Какая-то человеческая фигура, очертания которой нельзя было разглядеть в темноте, подошла к его постели и чей-то голос произнес:

- Благоугодно тебе что-нибудь повелеть?..

- Увы, я узнаю этот голос! Скажи же мне, кто я такой?

- Ты-то? Вчера еще ты был принцем Уэльским, а сегодня ты, всемилостивейший мой государь, Эдуард, король английский!

Уткнувшись головой в подушки, Том жалобно проговорил:

- Ах, это, значит, был не сон! Ложитесь опять в постель, дорогой граф, и предоставьте меня моему горю!

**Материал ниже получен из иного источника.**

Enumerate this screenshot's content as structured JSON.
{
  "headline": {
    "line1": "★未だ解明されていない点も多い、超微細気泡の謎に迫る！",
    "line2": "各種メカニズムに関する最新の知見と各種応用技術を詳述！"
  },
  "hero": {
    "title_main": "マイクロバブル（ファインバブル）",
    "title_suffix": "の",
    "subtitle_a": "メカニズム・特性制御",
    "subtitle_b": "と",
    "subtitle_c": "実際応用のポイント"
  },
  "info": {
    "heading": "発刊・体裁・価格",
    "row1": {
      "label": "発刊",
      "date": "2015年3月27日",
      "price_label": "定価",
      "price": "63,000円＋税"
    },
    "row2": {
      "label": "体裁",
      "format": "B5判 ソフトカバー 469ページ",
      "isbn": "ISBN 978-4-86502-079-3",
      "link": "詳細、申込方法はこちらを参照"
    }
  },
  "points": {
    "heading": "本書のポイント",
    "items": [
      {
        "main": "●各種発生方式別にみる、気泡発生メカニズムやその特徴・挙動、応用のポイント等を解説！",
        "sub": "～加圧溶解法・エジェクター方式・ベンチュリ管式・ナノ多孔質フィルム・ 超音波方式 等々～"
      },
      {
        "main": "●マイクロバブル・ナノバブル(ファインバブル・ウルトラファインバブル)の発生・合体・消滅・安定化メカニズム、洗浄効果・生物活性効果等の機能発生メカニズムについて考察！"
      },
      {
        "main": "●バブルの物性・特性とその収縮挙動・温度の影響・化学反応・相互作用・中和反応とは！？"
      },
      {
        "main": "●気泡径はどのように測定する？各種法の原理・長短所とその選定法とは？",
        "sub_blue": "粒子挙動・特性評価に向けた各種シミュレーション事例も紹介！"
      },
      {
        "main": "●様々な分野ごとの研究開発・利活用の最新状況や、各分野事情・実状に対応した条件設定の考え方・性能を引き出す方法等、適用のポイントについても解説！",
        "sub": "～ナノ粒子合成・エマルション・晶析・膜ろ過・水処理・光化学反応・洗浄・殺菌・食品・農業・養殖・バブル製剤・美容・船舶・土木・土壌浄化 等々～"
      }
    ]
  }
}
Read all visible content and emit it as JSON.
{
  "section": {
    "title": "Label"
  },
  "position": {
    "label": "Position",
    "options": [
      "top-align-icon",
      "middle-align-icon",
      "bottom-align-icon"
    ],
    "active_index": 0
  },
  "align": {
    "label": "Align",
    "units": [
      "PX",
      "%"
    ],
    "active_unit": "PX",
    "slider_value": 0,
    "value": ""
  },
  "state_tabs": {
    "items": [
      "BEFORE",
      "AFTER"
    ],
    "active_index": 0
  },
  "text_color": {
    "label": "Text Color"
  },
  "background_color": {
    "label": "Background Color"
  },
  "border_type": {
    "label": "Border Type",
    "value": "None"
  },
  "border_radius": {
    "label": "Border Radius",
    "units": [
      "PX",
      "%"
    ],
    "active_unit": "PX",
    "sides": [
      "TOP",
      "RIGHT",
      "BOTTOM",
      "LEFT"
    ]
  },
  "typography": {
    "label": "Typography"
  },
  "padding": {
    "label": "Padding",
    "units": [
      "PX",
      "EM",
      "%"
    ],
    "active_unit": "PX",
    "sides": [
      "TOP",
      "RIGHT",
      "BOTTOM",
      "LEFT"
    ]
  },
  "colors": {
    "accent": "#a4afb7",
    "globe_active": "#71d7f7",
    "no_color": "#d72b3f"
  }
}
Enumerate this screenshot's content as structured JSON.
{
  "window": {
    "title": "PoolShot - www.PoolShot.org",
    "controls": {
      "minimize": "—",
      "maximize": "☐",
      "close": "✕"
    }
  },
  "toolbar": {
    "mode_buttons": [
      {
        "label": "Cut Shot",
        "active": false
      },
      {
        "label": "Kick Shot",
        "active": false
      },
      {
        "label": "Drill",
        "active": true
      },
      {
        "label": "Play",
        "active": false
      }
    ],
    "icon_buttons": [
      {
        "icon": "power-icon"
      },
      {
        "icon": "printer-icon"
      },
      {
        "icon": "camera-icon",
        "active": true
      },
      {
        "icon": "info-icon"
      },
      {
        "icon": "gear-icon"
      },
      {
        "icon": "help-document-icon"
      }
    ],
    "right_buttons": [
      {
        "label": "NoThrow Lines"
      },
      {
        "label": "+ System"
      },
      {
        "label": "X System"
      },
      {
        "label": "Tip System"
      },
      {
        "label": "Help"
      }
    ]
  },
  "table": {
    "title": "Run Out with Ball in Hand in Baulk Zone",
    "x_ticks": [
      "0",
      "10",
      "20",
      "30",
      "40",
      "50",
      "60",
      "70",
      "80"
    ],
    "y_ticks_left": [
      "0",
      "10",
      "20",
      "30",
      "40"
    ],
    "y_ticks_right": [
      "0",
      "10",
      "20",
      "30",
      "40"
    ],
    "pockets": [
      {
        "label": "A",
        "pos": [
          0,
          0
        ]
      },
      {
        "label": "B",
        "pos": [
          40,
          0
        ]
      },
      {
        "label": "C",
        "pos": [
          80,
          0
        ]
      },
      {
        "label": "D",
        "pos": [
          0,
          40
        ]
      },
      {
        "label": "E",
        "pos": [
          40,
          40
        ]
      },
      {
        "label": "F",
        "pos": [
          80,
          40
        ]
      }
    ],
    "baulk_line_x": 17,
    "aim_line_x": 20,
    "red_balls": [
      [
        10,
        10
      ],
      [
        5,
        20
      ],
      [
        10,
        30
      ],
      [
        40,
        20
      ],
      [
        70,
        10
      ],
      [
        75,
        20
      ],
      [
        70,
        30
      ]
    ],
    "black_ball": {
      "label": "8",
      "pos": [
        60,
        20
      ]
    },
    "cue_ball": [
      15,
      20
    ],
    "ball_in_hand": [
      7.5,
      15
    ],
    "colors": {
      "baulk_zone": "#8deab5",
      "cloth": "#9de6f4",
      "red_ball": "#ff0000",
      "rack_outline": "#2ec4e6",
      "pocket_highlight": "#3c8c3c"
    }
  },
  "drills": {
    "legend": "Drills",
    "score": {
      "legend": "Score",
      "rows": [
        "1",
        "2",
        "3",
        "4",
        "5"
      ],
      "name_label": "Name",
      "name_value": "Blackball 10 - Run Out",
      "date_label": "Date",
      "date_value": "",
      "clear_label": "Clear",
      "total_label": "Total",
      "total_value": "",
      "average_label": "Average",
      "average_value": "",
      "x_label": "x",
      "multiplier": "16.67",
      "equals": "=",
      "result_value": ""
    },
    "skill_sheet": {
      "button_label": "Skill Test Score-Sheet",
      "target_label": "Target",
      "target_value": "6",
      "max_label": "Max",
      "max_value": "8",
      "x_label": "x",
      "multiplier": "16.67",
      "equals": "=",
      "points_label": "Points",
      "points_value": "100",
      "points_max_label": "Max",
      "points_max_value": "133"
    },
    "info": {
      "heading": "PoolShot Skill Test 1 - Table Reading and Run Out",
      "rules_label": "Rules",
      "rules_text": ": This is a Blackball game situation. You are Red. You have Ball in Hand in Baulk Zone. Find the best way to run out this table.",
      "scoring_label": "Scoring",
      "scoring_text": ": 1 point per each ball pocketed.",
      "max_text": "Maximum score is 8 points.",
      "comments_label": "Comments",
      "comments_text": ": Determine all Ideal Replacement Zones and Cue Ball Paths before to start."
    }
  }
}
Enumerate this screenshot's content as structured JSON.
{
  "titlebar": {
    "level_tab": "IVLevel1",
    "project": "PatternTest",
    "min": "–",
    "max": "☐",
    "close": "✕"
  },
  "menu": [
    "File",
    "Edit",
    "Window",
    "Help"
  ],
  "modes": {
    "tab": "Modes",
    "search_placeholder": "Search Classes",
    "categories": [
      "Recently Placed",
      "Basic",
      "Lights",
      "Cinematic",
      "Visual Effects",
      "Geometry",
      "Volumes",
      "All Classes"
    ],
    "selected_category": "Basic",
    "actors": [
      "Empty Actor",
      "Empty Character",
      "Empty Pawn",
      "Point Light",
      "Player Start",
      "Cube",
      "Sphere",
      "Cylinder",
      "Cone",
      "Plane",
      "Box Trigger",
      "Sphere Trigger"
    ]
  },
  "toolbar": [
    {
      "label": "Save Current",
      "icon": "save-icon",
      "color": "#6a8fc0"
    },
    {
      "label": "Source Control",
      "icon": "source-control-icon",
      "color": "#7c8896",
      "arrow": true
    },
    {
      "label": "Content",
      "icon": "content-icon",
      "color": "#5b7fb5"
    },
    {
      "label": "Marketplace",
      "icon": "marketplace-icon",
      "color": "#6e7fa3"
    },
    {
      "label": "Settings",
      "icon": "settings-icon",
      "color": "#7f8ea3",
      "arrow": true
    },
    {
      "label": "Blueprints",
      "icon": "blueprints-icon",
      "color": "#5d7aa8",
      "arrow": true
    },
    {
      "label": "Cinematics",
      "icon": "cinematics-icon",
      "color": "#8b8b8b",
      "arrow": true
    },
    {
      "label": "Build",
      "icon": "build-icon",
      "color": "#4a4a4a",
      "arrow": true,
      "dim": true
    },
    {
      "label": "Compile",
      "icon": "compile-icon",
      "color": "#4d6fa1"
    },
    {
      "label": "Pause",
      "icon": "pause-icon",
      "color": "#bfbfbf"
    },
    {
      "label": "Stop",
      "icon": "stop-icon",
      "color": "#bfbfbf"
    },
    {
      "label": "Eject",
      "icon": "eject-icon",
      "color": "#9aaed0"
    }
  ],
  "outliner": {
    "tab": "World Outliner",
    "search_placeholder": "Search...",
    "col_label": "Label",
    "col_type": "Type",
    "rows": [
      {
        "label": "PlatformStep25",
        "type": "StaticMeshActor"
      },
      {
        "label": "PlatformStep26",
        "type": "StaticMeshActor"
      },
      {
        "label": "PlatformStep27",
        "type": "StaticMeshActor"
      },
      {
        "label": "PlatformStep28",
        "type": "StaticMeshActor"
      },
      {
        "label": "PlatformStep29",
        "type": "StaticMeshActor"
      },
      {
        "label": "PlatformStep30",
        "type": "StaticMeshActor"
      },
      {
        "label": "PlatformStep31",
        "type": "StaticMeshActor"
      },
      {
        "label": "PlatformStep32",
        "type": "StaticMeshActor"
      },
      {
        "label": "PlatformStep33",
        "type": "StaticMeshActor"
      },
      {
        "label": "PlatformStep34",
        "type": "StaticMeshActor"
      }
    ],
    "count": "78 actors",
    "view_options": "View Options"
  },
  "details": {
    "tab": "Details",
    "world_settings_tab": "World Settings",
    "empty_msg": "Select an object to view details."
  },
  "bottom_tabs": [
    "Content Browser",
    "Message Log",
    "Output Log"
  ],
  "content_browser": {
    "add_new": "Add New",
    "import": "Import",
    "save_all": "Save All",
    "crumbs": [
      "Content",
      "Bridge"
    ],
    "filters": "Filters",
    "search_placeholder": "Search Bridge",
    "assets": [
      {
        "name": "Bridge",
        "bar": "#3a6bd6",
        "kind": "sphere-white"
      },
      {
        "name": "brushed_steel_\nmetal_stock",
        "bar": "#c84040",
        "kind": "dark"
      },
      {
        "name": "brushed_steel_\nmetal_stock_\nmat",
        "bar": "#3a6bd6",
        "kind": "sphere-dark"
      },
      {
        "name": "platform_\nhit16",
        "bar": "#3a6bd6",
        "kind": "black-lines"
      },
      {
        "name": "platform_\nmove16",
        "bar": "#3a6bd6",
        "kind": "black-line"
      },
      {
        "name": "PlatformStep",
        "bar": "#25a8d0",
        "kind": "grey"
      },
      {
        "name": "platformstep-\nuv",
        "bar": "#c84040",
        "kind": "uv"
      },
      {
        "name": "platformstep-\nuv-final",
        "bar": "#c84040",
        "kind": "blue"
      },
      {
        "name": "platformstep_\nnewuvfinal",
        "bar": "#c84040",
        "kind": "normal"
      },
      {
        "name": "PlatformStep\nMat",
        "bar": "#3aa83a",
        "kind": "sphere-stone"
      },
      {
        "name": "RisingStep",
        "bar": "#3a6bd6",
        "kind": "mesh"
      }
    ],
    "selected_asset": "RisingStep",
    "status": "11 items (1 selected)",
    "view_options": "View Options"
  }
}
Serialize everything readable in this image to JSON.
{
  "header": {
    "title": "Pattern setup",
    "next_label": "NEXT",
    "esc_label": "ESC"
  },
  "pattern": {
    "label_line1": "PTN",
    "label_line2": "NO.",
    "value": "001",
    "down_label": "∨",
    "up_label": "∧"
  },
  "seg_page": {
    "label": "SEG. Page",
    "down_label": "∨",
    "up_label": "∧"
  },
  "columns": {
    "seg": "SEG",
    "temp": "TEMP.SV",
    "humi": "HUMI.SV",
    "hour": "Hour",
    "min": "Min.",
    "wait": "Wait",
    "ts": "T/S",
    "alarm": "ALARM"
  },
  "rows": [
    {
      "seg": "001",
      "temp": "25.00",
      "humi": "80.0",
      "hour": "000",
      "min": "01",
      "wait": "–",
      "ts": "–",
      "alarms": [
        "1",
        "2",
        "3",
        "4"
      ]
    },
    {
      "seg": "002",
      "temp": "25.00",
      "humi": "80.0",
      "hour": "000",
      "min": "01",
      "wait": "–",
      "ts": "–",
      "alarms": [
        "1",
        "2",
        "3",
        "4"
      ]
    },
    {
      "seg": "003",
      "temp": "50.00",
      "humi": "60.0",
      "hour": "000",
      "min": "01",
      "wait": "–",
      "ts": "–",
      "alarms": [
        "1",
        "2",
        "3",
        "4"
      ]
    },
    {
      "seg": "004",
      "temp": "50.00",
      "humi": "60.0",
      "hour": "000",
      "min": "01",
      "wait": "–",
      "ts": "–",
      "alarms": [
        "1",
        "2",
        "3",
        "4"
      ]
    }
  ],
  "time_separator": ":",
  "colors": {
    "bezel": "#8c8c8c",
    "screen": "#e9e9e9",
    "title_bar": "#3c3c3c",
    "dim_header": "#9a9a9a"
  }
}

Том снова заснул и по прошествии некоторого времени увидел очень приятный сон. Ему снилось, будто он играет один в самый разгар лета на хорошенькой лужайке, называвшейся "Полем доброго чародея". Вдруг подходит к нему маленький карлик вышиной всего в пол-аршина, с длинными рыжими усами и большим горбом. Обласкав Тома, карлик этот подал ему маленькую лопатку и сказал:

- Рой ямку возле этого пня!

Он послушался и сразу же нашел в этой ямке двенадцать совсем новеньких трехкопеечных монет, составлявших для него целый капитал. Дело этил не ограничилось. Карлик подошел опять к Тому и сказал ему:

- Ты добрый, хороший мальчик. Все твои несчастья закончились, так как день награждения ужь наступил. Приходи сюда через каждые семь дней. Ты найдешь под землею возле этого самого пня каждый раз двенадцать новеньких трехкопеечников. Не говори только об этом никому и храни эту тайну.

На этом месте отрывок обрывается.